BiSDG simulates distribution shifts through surrogate domains constructed via label-preserving transformations of the source data. To capture domain-specific context, we propose a domain prompt encoder that generates lightweight modulation signals to produce augmenting features via feature-wise linear modulation. The learning process is formulated as a bi-level optimization problem: the inner objective optimizes task performance under fixed prompts, while the outer objective maximizes generalization across the surrogate domains by updating the domain prompt encoder.

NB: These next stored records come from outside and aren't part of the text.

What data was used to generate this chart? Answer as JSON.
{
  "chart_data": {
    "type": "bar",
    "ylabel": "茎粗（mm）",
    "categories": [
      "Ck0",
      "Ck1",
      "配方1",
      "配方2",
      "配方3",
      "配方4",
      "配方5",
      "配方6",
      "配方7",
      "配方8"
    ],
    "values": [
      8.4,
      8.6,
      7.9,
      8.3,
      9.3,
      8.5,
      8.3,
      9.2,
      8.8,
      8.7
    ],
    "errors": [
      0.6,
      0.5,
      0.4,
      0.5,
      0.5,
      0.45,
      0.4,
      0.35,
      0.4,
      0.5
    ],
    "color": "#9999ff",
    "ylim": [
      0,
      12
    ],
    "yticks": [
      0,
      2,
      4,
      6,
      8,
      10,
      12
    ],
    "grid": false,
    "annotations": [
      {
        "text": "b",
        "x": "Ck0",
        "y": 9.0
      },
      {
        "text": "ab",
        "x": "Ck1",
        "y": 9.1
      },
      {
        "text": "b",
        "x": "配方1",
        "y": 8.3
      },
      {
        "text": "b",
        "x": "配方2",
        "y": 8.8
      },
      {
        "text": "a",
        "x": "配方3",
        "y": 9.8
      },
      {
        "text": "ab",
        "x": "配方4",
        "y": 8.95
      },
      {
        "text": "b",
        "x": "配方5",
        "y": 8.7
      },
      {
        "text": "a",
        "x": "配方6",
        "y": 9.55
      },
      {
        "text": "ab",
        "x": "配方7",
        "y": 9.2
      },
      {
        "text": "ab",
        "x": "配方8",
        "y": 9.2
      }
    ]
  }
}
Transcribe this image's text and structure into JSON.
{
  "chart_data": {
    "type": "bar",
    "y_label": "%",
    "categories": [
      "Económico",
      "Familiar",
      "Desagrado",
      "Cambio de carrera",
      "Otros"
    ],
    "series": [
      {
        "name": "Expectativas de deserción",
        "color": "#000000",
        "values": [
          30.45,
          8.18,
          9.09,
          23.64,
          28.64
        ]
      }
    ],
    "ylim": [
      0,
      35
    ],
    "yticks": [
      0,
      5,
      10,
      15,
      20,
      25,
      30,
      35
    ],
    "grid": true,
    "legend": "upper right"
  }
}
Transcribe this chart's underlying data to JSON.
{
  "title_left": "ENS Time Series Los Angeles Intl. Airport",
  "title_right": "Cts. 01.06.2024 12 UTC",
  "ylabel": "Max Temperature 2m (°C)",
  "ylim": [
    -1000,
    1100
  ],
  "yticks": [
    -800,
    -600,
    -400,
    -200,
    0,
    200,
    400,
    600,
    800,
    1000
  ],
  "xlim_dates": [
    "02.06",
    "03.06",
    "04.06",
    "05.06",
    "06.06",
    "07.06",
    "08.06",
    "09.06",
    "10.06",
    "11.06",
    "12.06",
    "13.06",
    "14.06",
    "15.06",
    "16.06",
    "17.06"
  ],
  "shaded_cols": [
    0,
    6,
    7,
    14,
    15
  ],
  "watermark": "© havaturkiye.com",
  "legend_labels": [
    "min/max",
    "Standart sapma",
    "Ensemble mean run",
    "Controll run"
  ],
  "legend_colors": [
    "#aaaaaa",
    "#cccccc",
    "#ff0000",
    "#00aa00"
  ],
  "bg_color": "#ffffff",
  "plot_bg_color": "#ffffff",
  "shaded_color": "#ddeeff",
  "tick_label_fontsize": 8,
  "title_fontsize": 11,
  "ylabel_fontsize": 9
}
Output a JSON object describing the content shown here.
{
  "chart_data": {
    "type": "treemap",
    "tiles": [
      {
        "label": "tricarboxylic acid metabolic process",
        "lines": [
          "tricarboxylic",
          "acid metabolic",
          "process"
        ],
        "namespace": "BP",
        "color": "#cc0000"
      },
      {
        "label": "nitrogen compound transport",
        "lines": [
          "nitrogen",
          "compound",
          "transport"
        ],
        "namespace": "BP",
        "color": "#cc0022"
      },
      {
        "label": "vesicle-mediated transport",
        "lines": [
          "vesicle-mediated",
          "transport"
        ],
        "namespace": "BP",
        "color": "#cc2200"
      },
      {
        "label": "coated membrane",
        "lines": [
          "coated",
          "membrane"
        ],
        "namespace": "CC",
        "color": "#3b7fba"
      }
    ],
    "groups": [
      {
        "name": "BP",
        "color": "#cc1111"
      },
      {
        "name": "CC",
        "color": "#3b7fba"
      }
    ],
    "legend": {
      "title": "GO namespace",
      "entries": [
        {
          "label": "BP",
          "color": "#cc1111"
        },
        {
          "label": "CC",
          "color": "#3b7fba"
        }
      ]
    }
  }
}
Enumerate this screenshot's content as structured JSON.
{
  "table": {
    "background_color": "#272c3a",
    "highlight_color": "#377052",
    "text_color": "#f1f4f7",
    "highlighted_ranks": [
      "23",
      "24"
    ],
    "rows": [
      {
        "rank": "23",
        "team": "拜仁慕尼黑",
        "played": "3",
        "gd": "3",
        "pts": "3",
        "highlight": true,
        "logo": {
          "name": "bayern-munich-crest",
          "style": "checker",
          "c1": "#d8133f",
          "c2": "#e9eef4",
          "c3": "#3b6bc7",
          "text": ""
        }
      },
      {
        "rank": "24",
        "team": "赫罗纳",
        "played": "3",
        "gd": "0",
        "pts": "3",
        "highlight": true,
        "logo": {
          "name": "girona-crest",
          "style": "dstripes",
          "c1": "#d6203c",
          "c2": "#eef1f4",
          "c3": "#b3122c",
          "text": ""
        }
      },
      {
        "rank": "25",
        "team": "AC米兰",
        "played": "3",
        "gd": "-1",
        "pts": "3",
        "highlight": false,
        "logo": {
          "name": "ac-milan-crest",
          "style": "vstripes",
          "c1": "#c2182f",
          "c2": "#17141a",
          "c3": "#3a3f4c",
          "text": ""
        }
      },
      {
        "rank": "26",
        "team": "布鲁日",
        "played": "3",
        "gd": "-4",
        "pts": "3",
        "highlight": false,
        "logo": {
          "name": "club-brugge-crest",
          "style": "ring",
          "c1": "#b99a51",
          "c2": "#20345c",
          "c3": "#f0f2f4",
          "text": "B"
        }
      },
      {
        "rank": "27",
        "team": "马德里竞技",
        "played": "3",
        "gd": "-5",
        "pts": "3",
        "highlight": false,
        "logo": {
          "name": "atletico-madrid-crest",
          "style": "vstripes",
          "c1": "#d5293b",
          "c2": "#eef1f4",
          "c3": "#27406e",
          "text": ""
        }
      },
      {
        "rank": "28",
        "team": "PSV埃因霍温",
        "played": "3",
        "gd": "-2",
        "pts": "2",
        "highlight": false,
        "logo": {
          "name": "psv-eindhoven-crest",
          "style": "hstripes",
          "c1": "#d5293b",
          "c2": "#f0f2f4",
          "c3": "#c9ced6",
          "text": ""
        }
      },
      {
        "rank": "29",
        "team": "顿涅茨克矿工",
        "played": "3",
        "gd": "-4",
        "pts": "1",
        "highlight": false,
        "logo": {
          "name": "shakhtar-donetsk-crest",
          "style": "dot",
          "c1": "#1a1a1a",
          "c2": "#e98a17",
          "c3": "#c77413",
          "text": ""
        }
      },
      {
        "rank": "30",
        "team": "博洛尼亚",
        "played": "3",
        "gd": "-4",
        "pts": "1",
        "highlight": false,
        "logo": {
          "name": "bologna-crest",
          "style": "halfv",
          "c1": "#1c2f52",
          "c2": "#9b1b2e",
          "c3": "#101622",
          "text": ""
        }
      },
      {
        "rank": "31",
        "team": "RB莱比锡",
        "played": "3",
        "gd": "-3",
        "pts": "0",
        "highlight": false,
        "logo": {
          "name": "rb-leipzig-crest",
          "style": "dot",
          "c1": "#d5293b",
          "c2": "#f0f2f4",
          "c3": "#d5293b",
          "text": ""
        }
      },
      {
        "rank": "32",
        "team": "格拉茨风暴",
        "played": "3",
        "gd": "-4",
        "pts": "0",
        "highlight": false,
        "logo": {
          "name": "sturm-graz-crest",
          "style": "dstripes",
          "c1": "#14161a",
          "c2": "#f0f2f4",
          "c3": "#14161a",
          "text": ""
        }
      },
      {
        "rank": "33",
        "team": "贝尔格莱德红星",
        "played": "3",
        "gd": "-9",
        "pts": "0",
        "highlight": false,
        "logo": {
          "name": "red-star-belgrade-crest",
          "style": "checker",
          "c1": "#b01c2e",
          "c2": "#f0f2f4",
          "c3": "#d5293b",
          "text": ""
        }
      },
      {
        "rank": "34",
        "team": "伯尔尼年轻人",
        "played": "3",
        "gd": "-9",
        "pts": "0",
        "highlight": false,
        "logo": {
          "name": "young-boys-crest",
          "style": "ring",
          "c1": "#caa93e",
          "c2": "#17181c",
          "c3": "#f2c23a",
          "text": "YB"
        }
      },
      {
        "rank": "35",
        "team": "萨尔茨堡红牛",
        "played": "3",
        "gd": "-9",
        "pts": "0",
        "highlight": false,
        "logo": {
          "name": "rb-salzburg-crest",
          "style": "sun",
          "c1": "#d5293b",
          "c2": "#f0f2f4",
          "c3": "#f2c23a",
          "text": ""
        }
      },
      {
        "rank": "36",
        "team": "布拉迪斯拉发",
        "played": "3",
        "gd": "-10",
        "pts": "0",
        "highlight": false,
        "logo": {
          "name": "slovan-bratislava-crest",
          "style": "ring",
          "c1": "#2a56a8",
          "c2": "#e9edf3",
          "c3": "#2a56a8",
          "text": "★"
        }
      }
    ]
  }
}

We further develop a practical gradient approximation scheme that enables efficient bi-level training without second-order derivatives. Extensive experiments on various SDG benchmarks demonstrate that BiSDG consistently outperforms prior methods, setting new state-of-the-art performance in the SDG setting.
Key Features of BiSDG
- Decoupled Learning: BiSDG separates task learning from domain modeling, which enhances the adaptability of the model across different domains.
- Surrogate Domains: The framework utilizes label-preserving transformations of the source data to create surrogate domains, allowing for the simulation of distribution shifts.
- Domain Prompt Encoder: This novel component generates modulation signals that provide domain-specific features, improving the model’s performance.
- Bi-Level Optimization: The inner and outer objectives work together to optimize task performance and generalization, respectively, providing a robust training mechanism.
- Efficiency: A practical gradient approximation scheme is introduced, making the training process efficient without the need for second-order derivatives.
Impact on Machine Learning
The introduction of BiSDG marks a significant advancement in the realm of single domain generalization. By effectively addressing the challenge of generalizing from a single source domain, BiSDG sets a new benchmark for future research in this area. The techniques employed not only enhance performance but also pave the way for more robust machine learning models capable of adapting to unseen target domains.
Conclusion
In conclusion, the BiSDG framework represents a forward leap in the capabilities of single domain generalization methodologies. With its innovative approach to bi-level optimization and domain modeling, it holds promise for a wide range of applications in machine learning, ultimately contributing to the development of more resilient and adaptable AI systems.